Monday, December 11, 2006

integrity harvested with the corn…

[above: donna reed composite, 2006. below: jean seberg composite, 2006]

look out for those iowa women… coming from generations of them, i know the strength of which they’re capable. two principled iowa women of note quickly come to mind: donna reed of dennison and jean seberg of marshalltown.

best remembered for her work on her own television series, the donna reed show, which aired from 1958 through 1966, reed played the role of a midwestern mother much like her real self. revolutionary for that time was donna reed’s role behind the cameras. the true producer and director of the show (though without an industry credit), reed studied and mastered both lighting and cinematography. while personifying the ideal homemaker on her namesake sitcom, and girded by that same “all-american” suburban mom image, she refused to be reigned in by the role hollywood had consigned to women.

despite network and sponsor pressure, reed pushed for episodes considered controversial at the time: the one involving an “interracial couple” and another the “typical housewife” come to mind. from the beginning of her show, reed wanted african-american characters in roles that defied stereotypes, but the pressure of advertisers prevented that. in episode #257, “trees,” which aired on november 11, 1965 in the final 8th season, one can see shades (no pun intended) of the free speech sit-ins at berkeley nearly a year earlier. when the city attempts to cut down a tree outside donna’s house, it is clear that one can “fight city hall” with grass-roots organizing and civil disobedience!

donna reed (among others in fifties television) employed those hounded by the mccarthy-era horror, such as banned screenwriter alfred lewis levitt. (subpoenaed by the house un-american activities committee in 1951, levitt was never charged with any crime—but the smear destroyed his career. he was forced to use an assumed name, tom august, for nearly 20 years after his huac hearing. long after that darkness, levitt led the screen-credit correction effort to put the real names on scripts of those writers forced to jettison them for pseudonyms in the fifties.)

always angered by the treatment of women in the entertainment industry and arrogance of sponsor and network power—and faced with indefensible escalation of the vietnam conflict—in 1967 reed co-founded “another mother for peace” with the late barbara avedon and others. remember their famous logo created by lorraine schneider—“war is not healthy for children and other living things”? a staunch republican, reed was also the mother of two draft-age sons. (avedon, who died in 1994, wrote for many of the era’s leading television shows and co-created “cagney and lacy.”) donna reed was—said avedon—a feminist before there was a feminist vocabulary.

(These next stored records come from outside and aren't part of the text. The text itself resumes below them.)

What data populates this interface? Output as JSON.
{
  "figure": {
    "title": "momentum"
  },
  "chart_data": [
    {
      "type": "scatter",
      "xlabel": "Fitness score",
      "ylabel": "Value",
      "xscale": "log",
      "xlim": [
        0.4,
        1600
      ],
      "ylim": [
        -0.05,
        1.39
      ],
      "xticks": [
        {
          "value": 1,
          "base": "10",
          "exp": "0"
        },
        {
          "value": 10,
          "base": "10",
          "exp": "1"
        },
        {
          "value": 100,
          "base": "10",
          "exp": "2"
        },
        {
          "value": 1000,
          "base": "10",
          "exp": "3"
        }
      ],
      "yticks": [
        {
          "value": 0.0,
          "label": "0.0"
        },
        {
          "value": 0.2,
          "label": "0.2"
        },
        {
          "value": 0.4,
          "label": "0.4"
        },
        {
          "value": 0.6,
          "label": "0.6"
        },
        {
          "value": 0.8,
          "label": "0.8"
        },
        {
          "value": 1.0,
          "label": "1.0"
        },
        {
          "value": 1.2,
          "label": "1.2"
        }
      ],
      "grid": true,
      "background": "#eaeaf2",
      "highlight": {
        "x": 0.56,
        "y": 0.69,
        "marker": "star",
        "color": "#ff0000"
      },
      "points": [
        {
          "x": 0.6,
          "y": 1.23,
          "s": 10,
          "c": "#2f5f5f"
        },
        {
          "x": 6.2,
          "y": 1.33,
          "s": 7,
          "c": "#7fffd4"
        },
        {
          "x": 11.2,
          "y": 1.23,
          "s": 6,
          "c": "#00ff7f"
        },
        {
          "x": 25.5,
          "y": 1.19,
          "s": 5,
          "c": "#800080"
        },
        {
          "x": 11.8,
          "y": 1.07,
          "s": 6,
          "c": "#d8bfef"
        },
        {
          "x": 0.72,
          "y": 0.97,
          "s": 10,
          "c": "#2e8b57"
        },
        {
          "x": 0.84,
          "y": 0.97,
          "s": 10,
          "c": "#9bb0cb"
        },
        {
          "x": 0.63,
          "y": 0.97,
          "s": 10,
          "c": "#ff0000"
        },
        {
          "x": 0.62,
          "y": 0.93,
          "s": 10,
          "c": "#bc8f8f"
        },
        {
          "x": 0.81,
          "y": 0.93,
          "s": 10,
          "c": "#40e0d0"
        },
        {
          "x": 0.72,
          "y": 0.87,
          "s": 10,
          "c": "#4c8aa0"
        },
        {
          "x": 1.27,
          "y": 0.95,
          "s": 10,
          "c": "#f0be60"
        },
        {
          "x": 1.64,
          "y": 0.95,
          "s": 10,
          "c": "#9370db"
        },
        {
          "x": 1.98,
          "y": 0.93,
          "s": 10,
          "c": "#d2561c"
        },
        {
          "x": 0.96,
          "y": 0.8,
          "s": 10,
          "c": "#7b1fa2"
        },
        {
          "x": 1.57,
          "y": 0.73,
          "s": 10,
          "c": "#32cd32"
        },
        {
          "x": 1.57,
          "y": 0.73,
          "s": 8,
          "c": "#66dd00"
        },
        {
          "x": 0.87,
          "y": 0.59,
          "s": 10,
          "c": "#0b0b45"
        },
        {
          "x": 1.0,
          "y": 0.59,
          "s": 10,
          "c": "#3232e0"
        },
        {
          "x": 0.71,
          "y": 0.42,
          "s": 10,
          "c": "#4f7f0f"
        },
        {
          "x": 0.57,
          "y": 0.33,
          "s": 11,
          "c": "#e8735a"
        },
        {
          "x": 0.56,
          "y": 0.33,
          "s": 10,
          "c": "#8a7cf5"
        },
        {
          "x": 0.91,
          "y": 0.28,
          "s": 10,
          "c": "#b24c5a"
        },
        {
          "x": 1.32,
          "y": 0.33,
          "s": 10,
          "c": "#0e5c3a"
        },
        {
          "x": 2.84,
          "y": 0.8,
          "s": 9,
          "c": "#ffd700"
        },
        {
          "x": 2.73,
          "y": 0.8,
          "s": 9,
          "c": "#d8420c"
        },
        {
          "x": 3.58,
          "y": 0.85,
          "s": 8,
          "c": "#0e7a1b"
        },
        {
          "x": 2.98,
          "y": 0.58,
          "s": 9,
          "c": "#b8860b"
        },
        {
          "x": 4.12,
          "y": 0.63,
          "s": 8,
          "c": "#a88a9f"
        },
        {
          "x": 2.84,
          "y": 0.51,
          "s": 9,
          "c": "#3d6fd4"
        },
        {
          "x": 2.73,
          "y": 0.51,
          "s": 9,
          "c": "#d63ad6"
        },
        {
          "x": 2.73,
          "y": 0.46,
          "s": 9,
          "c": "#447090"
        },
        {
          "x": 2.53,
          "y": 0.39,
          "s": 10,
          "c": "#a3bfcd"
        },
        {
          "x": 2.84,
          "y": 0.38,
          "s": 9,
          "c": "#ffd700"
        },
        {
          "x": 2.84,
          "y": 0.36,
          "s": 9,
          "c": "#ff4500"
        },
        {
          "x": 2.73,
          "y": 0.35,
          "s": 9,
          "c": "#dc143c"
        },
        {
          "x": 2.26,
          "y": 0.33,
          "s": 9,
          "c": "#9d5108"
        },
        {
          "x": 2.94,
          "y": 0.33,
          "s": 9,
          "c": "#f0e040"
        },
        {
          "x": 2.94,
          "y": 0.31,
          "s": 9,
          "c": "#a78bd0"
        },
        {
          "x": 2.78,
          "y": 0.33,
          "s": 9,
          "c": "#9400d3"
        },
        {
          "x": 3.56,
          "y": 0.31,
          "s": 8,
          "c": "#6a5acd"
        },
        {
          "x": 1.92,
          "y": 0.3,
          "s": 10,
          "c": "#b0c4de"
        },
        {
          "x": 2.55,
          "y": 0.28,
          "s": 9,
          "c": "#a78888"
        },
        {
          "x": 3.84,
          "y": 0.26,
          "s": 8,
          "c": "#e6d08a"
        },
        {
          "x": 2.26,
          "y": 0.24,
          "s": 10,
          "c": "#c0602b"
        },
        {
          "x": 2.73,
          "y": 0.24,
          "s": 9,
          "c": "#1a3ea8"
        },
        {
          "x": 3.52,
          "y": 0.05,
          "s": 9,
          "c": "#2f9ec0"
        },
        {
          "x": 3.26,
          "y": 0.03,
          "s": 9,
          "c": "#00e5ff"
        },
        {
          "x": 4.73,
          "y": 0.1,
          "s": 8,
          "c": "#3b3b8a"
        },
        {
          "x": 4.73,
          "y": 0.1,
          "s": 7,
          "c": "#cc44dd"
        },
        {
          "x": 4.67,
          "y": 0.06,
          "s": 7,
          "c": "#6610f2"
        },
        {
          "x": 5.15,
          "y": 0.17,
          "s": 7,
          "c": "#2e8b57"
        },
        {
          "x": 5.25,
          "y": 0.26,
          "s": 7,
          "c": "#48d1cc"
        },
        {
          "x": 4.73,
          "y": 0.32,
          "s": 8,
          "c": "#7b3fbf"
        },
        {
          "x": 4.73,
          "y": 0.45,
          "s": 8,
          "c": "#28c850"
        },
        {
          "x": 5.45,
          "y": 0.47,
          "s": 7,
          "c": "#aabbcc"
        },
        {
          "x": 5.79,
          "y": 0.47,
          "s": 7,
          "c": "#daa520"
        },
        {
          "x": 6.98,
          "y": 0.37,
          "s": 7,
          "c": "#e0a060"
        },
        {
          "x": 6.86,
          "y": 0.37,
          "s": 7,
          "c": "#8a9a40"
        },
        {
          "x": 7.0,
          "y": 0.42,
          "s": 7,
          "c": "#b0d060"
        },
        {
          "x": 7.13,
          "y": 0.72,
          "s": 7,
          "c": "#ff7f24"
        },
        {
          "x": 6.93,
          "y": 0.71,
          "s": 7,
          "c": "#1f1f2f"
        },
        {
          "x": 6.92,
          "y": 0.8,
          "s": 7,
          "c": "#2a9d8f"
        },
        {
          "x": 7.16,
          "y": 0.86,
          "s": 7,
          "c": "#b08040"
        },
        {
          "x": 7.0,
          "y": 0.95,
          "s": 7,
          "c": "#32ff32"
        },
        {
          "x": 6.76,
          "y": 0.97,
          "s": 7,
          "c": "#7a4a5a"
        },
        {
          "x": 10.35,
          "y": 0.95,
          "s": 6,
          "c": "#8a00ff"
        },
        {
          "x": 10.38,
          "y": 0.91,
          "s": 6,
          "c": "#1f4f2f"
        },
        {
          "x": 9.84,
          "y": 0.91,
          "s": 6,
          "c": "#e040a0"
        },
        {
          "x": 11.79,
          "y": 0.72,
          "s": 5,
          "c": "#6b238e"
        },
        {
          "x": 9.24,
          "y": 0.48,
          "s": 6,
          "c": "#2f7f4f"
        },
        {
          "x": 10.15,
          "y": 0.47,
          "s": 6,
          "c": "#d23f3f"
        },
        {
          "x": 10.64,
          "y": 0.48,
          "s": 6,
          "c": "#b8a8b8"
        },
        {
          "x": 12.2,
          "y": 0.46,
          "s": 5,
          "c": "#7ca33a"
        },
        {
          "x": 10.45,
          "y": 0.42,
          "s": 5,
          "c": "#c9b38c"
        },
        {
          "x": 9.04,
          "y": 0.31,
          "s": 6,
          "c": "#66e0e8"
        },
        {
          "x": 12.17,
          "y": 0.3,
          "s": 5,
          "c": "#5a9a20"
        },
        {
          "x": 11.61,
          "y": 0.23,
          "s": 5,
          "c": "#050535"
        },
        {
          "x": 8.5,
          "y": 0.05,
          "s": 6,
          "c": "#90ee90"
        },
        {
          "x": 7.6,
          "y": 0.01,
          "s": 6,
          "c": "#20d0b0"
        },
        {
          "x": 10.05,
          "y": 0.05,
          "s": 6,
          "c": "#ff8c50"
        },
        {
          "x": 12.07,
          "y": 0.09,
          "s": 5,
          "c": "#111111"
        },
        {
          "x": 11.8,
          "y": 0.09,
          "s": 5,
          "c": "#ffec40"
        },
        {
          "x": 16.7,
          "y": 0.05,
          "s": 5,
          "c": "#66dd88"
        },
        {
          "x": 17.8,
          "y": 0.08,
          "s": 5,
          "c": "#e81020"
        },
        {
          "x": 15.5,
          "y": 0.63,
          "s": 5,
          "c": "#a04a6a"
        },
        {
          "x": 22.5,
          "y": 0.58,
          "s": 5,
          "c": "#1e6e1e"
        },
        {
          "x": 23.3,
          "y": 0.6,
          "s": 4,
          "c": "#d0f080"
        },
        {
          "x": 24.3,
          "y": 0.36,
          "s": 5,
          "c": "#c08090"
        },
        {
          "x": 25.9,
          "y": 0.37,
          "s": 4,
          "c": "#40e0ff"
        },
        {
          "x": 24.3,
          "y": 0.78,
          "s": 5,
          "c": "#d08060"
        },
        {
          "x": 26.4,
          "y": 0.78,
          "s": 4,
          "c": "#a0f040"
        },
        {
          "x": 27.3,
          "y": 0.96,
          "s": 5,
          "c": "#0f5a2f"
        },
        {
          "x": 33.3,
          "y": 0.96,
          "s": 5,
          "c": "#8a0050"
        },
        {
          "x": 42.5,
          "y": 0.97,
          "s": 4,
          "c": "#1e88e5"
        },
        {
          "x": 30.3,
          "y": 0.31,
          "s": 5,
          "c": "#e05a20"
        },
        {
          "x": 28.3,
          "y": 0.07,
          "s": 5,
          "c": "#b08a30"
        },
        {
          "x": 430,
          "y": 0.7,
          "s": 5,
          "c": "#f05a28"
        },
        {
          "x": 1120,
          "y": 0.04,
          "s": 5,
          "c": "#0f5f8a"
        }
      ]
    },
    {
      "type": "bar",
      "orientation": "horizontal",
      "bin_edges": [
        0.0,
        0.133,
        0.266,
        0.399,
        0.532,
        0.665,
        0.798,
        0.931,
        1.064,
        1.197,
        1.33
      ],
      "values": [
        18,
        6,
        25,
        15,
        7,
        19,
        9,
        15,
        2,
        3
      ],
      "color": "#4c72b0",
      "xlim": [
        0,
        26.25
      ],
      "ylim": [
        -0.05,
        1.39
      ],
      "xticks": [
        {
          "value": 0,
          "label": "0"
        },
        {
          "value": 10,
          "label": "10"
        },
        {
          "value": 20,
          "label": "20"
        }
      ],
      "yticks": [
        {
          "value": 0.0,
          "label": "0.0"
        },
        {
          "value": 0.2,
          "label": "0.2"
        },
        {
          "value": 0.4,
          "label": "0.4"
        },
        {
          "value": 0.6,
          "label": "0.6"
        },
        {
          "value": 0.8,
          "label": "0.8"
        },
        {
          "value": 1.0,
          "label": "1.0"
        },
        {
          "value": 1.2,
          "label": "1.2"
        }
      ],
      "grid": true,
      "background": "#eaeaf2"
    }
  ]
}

due to her influence—particularly in europe—jean seberg had the misfortune to have war declared on her by the seamy fbi director j. edgar hoover. active in left-wing groups and a well-known supporter of the black panthers and other anti-racist initiatives, seberg was ordered neutralized by hoover when she was seven months pregnant in 1970 (as part of the outrageous cointelpro program to stifle legitimate dissent in the united states).

suffering from serious depressive illness, seberg was the victim of an fbi cointelpro fabrication in which that government agency colluded with the los angeles times and columnist joyce haber to leak that seberg was “pregnant with the child of a prominent black panther.” haber's nationally syndicated column of may 19, 1970 reported just that. the psychologically fragile seberg—so traumatized by the false allegation—gave birth prematurely, the child stillborn. at a press conference called the next day, seberg presented shocked reporters with the body of her dead white child. this rebuttal put an end to the rumors, but put fbi hounding of seberg on overdrive—forcing her into exile in paris. depression continued to debilitate the harassed progressive actress and star of “airport”—leading several times to her hospitalization. seberg attempted suicide on every subsequent anniversary of her child's death. (she even threw herself under a train of the paris metro in 1978.)

the fbi got their wish to “neutralize” seberg when her rotting body was found in the back seat of her car in a paris suburb on september 7, 1979. (seberg had taken a massive overdose of barbiturates, and had been dead for eleven days.) yet nothing—absolutely nothing—done by j. edgar hoover, the fbi, the los angeles times, joyce haber, or others could take away her special infectious quality, voice, and manner. celluloid preserves her work as a great actress who always looked cool and classic.

sadly, seberg was only one among many thousands of u.s. activists and groups whose respective lives and work were torn asunder by the criminal activities of fbi’s cointelpro—which routinely put out phony leaflets, posters, pamphlets, newspapers, and other publications in the name of movement groups to discredit those groups and turn activists against each other. if that failed, troublesome misinformation could always be dredged out to activists’ financial backers, employers, business associates, families, neighbors, school administrators, landlords, and whomever else might cause trouble to those activists—and prevent work vital to necessary social change.

the rich and principled lives of donna reed and jean seberg—who refused to back down despite the consequences—are a beautiful example of strength in this, more cynical, age.